Bluegrass, a distinct musical form, was developed from elements of the traditional music of the Appalachian region of the United States, where immigrants from the UK and Ireland arrived in the 18th century, bringing with them their musical traditions. These were English, Scottish and Irish ballads and dance music that would be accompanied by violins or fiddles. Sorry, no Welsh. Except Richard Burton, the Welsh always kept a low profile. Do you read about Wales in the news ever? It’s there somewhere next to England, where burly men play rugby without any protection.
Good melody is what it is – universal. So, it was not long before the Appalachian ballads found their way down to Louisiana and Mississippi, where black musicians infused characteristics of the blues to the mix, transforming it into bluegrass.
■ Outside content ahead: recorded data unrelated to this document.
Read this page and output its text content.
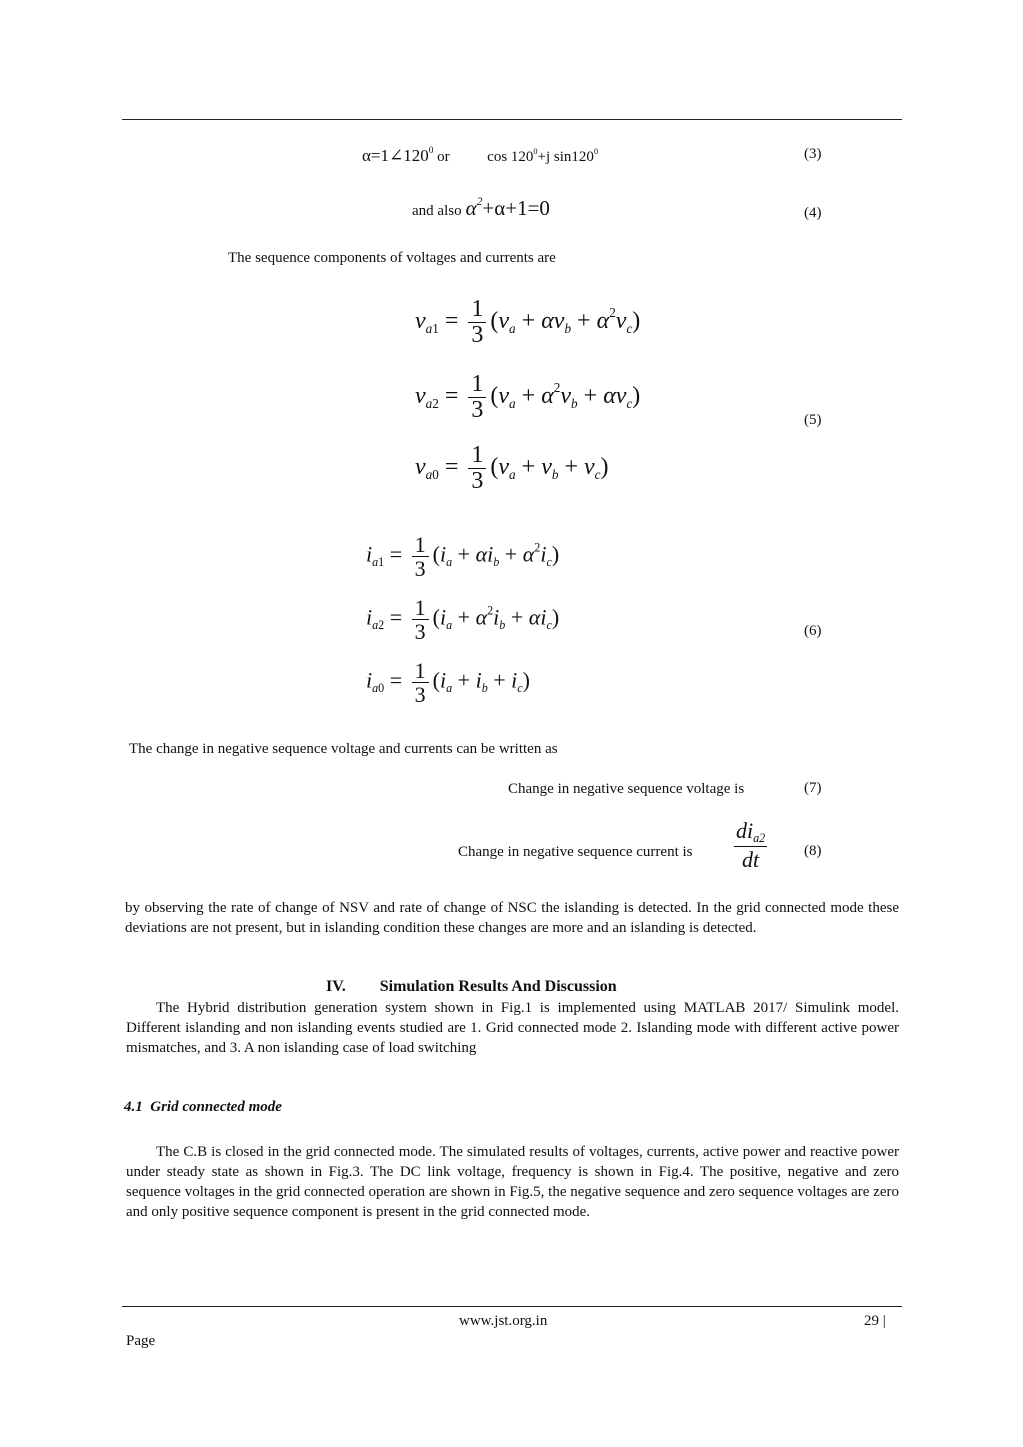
$\alpha=1\angle 120^0$ or	$\cos 120^0+j$ $\sin 120^0$	(3)
and also $\alpha^2+\alpha+1=0$	(4)
The sequence components of voltages and currents are
$v_{a1} = \frac{1}{3} (v_a + \alpha v_b + \alpha^2v_c)$
$v_{a2} = \frac{1}{3} (v_a + \alpha^2v_b + \alpha v_c)$
$v_{a0} = \frac{1}{3} (v_a + v_b + v_c)$
(5)
$i_{a1} = \frac{1}{3} (i_a + \alpha i_b + \alpha^2i_c)$
$i_{a2} = \frac{1}{3} (i_a + \alpha^2i_b + \alpha i_c)$
$i_{a0} = \frac{1}{3} (i_a + i_b + i_c)$
(6)
The change in negative sequence voltage and currents can be written as
Change in negative sequence voltage is	(7)
Change in negative sequence current is
$di_{a2}$
dt	(8)
by observing the rate of change of NSV and rate of change of NSC the islanding is detected. In the grid connected mode these deviations are not present, but in islanding condition these changes are more and an islanding is detected.
IV. Simulation Results And Discussion
The Hybrid distribution generation system shown in Fig.1 is implemented using MATLAB 2017/ Simulink model. Different islanding and non islanding events studied are 1. Grid connected mode 2. Islanding mode with different active power mismatches, and 3. A non islanding case of load switching
4.1  Grid connected mode
The C.B is closed in the grid connected mode. The simulated results of voltages, currents, active power and reactive power under steady state as shown in Fig.3. The DC link voltage, frequency is shown in Fig.4. The positive, negative and zero sequence voltages in the grid connected operation are shown in Fig.5, the negative sequence and zero sequence voltages are zero and only positive sequence component is present in the grid connected mode.
www.jst.org.in	29 |
Page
‘Black Water’ is brilliant example of bluegrass-infused country rock. Watch out for the violin, it is mind blowing.
Oh, and the video is just me driving to and from work and has really nothing to do with The Doobie Brothers. I was trying to gain expertise, splicing audio into video with my new toy, Corel’s Video Studio Pro. Thanks for watching it. Think Steven Spielberg will need an assistant? Huh?